Hanna Diyab
Dive into Hanna Diyab’s complete collection of Arabian fairy tales and fantastical stories — read them online for free, filter to discover your favorites, and learn more about the author.
Hanna Diyab was an eighteenth-century Syrian storyteller from Aleppo whose contribution to world literature is both remarkable and long underappreciated. A Maronite Christian merchant who traveled to France in the early 1700s, Diyab encountered the French orientalist Antoine Galland in Paris around 1709. It was through their conversations that some of the most famous stories in the Western imagination were first recorded.
Galland was in the process of translating and expanding One Thousand and One Nights into French, and Diyab served as an oral source for a number of tales that had no known written Arabic antecedent. Scholars now credit Diyab as the originator — or at least the primary oral transmitter — of several of the collection’s most celebrated narratives. His own memoir, Kitab al-siyaha (Book of Travels), written later in his life, confirms his central role in bringing these stories to Galland’s attention.
The stories associated with Diyab are characterized by vivid adventure, supernatural encounters, and morally complex characters navigating worlds of wealth and poverty, power and vulnerability. Ali Baba and the Forty Thieves and Aladdin and the Wonderful Lamp are perhaps the two most globally recognized tales traced back to him — stories built around clever protagonists who rise from humble origins through fortune and wit. Similarly, Sinbad the Sailor captures the spirit of maritime adventure and survival against extraordinary odds that runs throughout Diyab’s storytelling tradition.
Beyond these famous titles, Diyab’s narratives explore a wide range of fantastical and human themes.

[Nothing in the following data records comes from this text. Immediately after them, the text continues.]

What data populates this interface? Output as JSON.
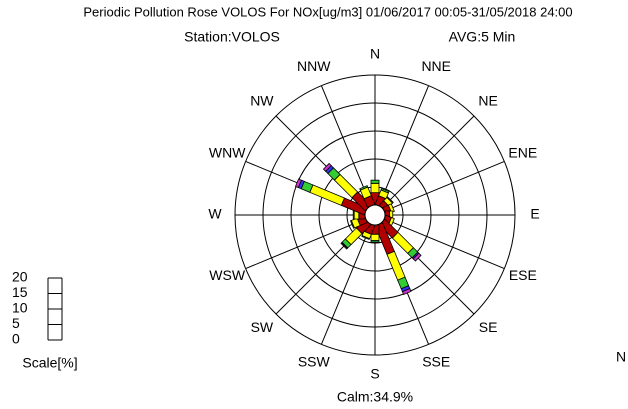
{
  "chart_data": {
    "type": "rose",
    "title": "Periodic Pollution Rose VOLOS For NOx[ug/m3] 01/06/2017 00:05-31/05/2018 24:00",
    "station": "Station:VOLOS",
    "average": "AVG:5 Min",
    "calm": "Calm:34.9%",
    "scale_label": "Scale[%]",
    "legend_title_partial": "N",
    "directions": [
      "N",
      "NNE",
      "NE",
      "ENE",
      "E",
      "ESE",
      "SE",
      "SSE",
      "S",
      "SSW",
      "SW",
      "WSW",
      "W",
      "WNW",
      "NW",
      "NNW"
    ],
    "rlim": [
      0,
      20
    ],
    "scale_ticks": [
      0,
      5,
      10,
      15,
      20
    ],
    "series": [
      {
        "color": "#b00000",
        "values": [
          4,
          3,
          2,
          2,
          1.5,
          2,
          6,
          10,
          3,
          3,
          4,
          2.5,
          2,
          8,
          6,
          3
        ]
      },
      {
        "color": "#ffff00",
        "values": [
          3,
          2,
          1.5,
          1,
          1,
          1,
          7,
          9,
          2,
          1.5,
          5,
          2,
          1.5,
          11,
          8,
          3
        ]
      },
      {
        "color": "#33cc33",
        "values": [
          1,
          0.5,
          0.3,
          0,
          0,
          0,
          2,
          3,
          0.5,
          0.3,
          1.5,
          0.3,
          0.3,
          3,
          3,
          0.5
        ]
      },
      {
        "color": "#3333ff",
        "values": [
          0,
          0,
          0,
          0,
          0,
          0,
          0.5,
          1,
          0,
          0,
          0.2,
          0,
          0,
          1,
          1,
          0
        ]
      },
      {
        "color": "#cc33cc",
        "values": [
          0,
          0,
          0,
          0,
          0,
          0,
          1,
          1,
          0,
          0,
          0.3,
          0,
          0,
          1,
          1,
          0
        ]
      }
    ]
  }
}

The Fisherman and the Genie pits an ordinary, struggling man against a powerful supernatural force, while Jullanar of the Sea weaves together royal longing and oceanic mystery. The Enchanted Horse showcases the recurring motif of wondrous mechanical or magical objects that set extraordinary events in motion. Across all these tales, settings range from the courts of Persian and Indian sultans to the open sea and hidden caves, reflecting the broad geographical imagination of the Arabic storytelling tradition Diyab drew from.
For centuries, Diyab’s name was largely absent from literary history, with credit for these stories going either to Galland or to an anonymous oral tradition. Recent scholarship has worked to restore his place as a named, individual author — a Syrian traveler whose extraordinary memory and narrative gift quietly shaped some of the most enduring stories in world literature.